Mr. Meacher: I appreciate what the hon. Gentleman said about the purpose of the amendment. However, we believe that it is unnecessary because the clause already achieves the outcome he wants. The hon. Gentleman is seeking to ensure that directions by the Secretary of State or the National Assembly for Wales for the establishment of a management scheme for a marine site include, but are not restricted to, the matters listed in subsection (2). By including the phrase ``directions may in particular'', the clause already gives the Secretary of State or the National Assembly for Wales the discretion to issue directions for reasons not included in the list in subsection (2). For the record, that is consistent with regulation 35(2) of the Conservation (Natural Habitats &c.) Regulations 1994, which deals with management schemes for the marine Natura 2000 sites. We want to maintain that consistency. I hope that the hon. Gentleman is satisfied that what he wants has already been achieved, and that he will withdraw the amendment.

12 noon

Andrew George: I am grateful to the Minister for the clarification. I am glad that the issue has been raised so that that clarification can be put on the record to prevent any future confusion over the wording. I apologise for being obliged to leave the Committee in a moment, and I beg to ask leave to withdraw the amendment.

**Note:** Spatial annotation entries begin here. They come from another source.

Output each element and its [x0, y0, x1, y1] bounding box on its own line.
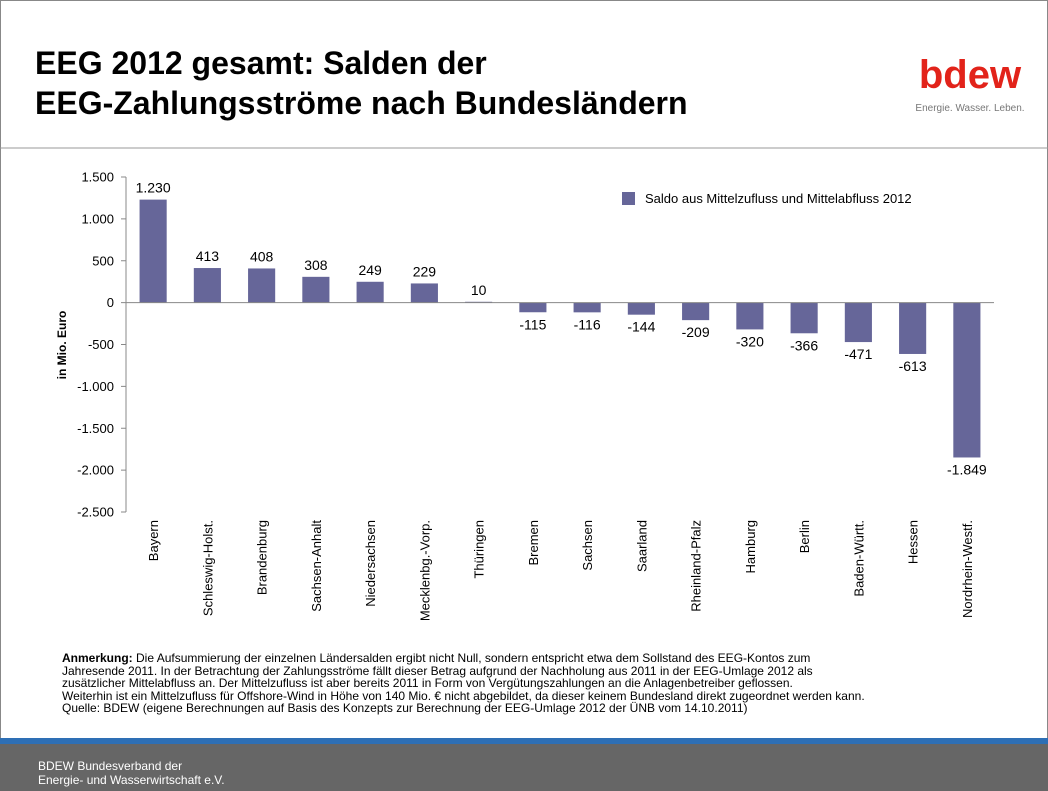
y-tick-label: 0	[107, 295, 114, 310]
legend-label: Saldo aus Mittelzufluss und Mittelabflus…	[645, 191, 912, 206]
bar	[519, 302, 547, 313]
x-tick-label: Berlin	[797, 520, 812, 553]
data-label: -320	[736, 333, 764, 349]
y-tick-label: 500	[92, 253, 114, 268]
bar	[193, 268, 221, 303]
bar	[410, 283, 438, 303]
x-tick-label: Hamburg	[743, 520, 758, 573]
y-axis-label: in Mio. Euro	[55, 311, 69, 380]
bar	[899, 302, 927, 354]
data-label: 249	[358, 262, 382, 278]
note: Anmerkung: Die Aufsummierung der einzeln…	[62, 652, 1037, 715]
logo: bdew	[919, 53, 1022, 97]
x-tick-label: Rheinland-Pfalz	[689, 520, 704, 612]
footer-rule	[0, 738, 1048, 744]
bar	[790, 302, 818, 334]
data-label: -471	[844, 346, 872, 362]
footer-text: Energie- und Wasserwirtschaft e.V.	[38, 773, 225, 787]
note-text: Quelle: BDEW (eigene Berechnungen auf Ba…	[62, 701, 748, 716]
logo-tagline: Energie. Wasser. Leben.	[915, 103, 1024, 114]
data-label: 10	[471, 282, 487, 298]
x-tick-label: Schleswig-Holst.	[200, 520, 215, 616]
data-label: 1.230	[136, 180, 171, 196]
note-label: Anmerkung:	[62, 651, 133, 665]
note-line: Weiterhin ist ein Mittelzufluss für Offs…	[62, 688, 1037, 703]
title-line: EEG-Zahlungsströme nach Bundesländern	[35, 85, 688, 121]
x-tick-label: Thüringen	[472, 520, 487, 579]
x-tick-label: Bayern	[146, 520, 161, 561]
y-tick-label: 1.000	[81, 211, 114, 226]
y-tick-label: -2.500	[77, 505, 114, 520]
bar	[573, 302, 601, 313]
bar	[736, 302, 764, 330]
bar	[844, 302, 872, 343]
data-label: -366	[790, 337, 818, 353]
note-text: Weiterhin ist ein Mittelzufluss für Offs…	[62, 688, 865, 703]
data-label: -209	[682, 324, 710, 340]
note-line: Jahresende 2011. In der Betrachtung der …	[62, 663, 1037, 678]
y-tick-label: -500	[88, 337, 114, 352]
bar	[248, 268, 276, 303]
note-text: zusätzlicher Mittelabfluss an. Der Mitte…	[62, 676, 793, 691]
bar	[682, 302, 710, 321]
footer	[0, 744, 1048, 791]
data-label: 408	[250, 248, 274, 264]
bar	[627, 302, 655, 315]
x-tick-label: Niedersachsen	[363, 520, 378, 607]
note-line: Quelle: BDEW (eigene Berechnungen auf Ba…	[62, 702, 1037, 715]
x-tick-label: Nordrhein-Westf.	[960, 520, 975, 618]
bar	[953, 302, 981, 458]
x-tick-label: Mecklenbg.-Vorp.	[417, 520, 432, 621]
data-label: -144	[627, 319, 655, 335]
y-tick-label: -1.500	[77, 421, 114, 436]
data-label: -115	[519, 316, 546, 332]
data-label: -116	[574, 316, 601, 332]
bar	[356, 281, 384, 303]
y-tick-label: 1.500	[81, 170, 114, 185]
data-label: -1.849	[947, 461, 987, 477]
note-line: zusätzlicher Mittelabfluss an. Der Mitte…	[62, 677, 1037, 690]
title-line: EEG 2012 gesamt: Salden der	[35, 45, 487, 81]
y-tick-label: -2.000	[77, 463, 114, 478]
note-line: Anmerkung: Die Aufsummierung der einzeln…	[62, 652, 1037, 665]
footer-text: BDEW Bundesverband der	[38, 759, 182, 773]
x-tick-label: Hessen	[906, 520, 921, 564]
bar	[302, 276, 330, 303]
data-label: 229	[413, 263, 437, 279]
data-label: -613	[899, 358, 927, 374]
x-tick-label: Bremen	[526, 520, 541, 566]
data-label: 413	[196, 248, 220, 264]
legend-swatch	[622, 192, 635, 205]
x-tick-label: Baden-Württ.	[851, 520, 866, 597]
note-text: Jahresende 2011. In der Betrachtung der …	[62, 663, 813, 678]
x-tick-label: Sachsen-Anhalt	[309, 520, 324, 612]
bar	[139, 199, 167, 303]
data-label: 308	[304, 257, 328, 273]
x-tick-label: Saarland	[634, 520, 649, 572]
y-tick-label: -1.000	[77, 379, 114, 394]
x-tick-label: Brandenburg	[255, 520, 270, 595]
note-text: Die Aufsummierung der einzelnen Ländersa…	[136, 651, 811, 665]
x-tick-label: Sachsen	[580, 520, 595, 571]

Amendment, by leave, withdrawn.

Clause 5 ordered to stand part of the Bill.

Clauses 6 to 8 ordered to stand part of the Bill.

New clause 1


    `There shall be paid out of money provided by Parliament—

    (a) any expenses of the Secretary of State under this Act; and

    (b) any increase attributable to this Act of the sums payable under any other Act.'.

Brought up, and read the First time.

Mr. Randall: I beg to move, That the clause be read a Second time.

The new clause is the result of the money resolution that the Minister moved last week, which we want to include in the Bill. On that occasion, the Minister spoke much more eloquently than I could have done and I defer to him now.

Mr. Meacher: I thank the hon. Gentleman for his remarks. In our view, considerable further work is required to assess the Bill's regulatory impact on both the private and public sectors. We shall consider the impact of any costs, but the Government are happy to accept the new clause.

Question put and agreed to.

Clause read a Second time, and added to the Bill.

New clause 2

Ministerial guidance as respects

marine areas of special interest

    `.—(1) The Secretary of State (as regards England) and the National Assembly for Wales (as regards Wales) shall from time to time prepare codes.

    (2) For the purposes of subsection (1), section 33 of the Wildlife and Countryside Act 1981 (ministerial guidance as respects marine areas of special interest) applies, where references to sections 28 to 32 should be read as sections 1 to 6 of this Act.'.

Brought up, and read the First time.

Mr. Randall: I beg to move, That the clause be read a Second time.

This matter has already been touched upon. The purpose of the new clause is to require the Secretary of State in England and the National Assembly in Wales to develop codes of guidance relating to the implementation of the Act.

During my consultations with interested parties after Second Reading, one problem that arose frequently was that people were unclear about the implications of the Bill, especially in relation to the selection of MSSIs. It was always the intention to develop site selection guidelines, but they did not appear in the Bill. Section 33 of the Wildlife and Countryside Act 1981 requires the Minister, in consultation with others, to develop codes of guidance. Such codes should provide guidance to those exercising functions under the SSSI provisions of the Act and to those who might be affected by those provisions.

The codes are subject to parliamentary approval. The new clause would apply section 33 of the 1981 Act to the provisions of this Bill. It would require the Secretary of State in England and the National Assembly in Wales to publish statutory codes of guidance to advise and guide both competent marine authorities and those affected by the Bill. Although it is not explicitly stated, such codes could include agreed guidelines and thresholds for the selection of MSSIs.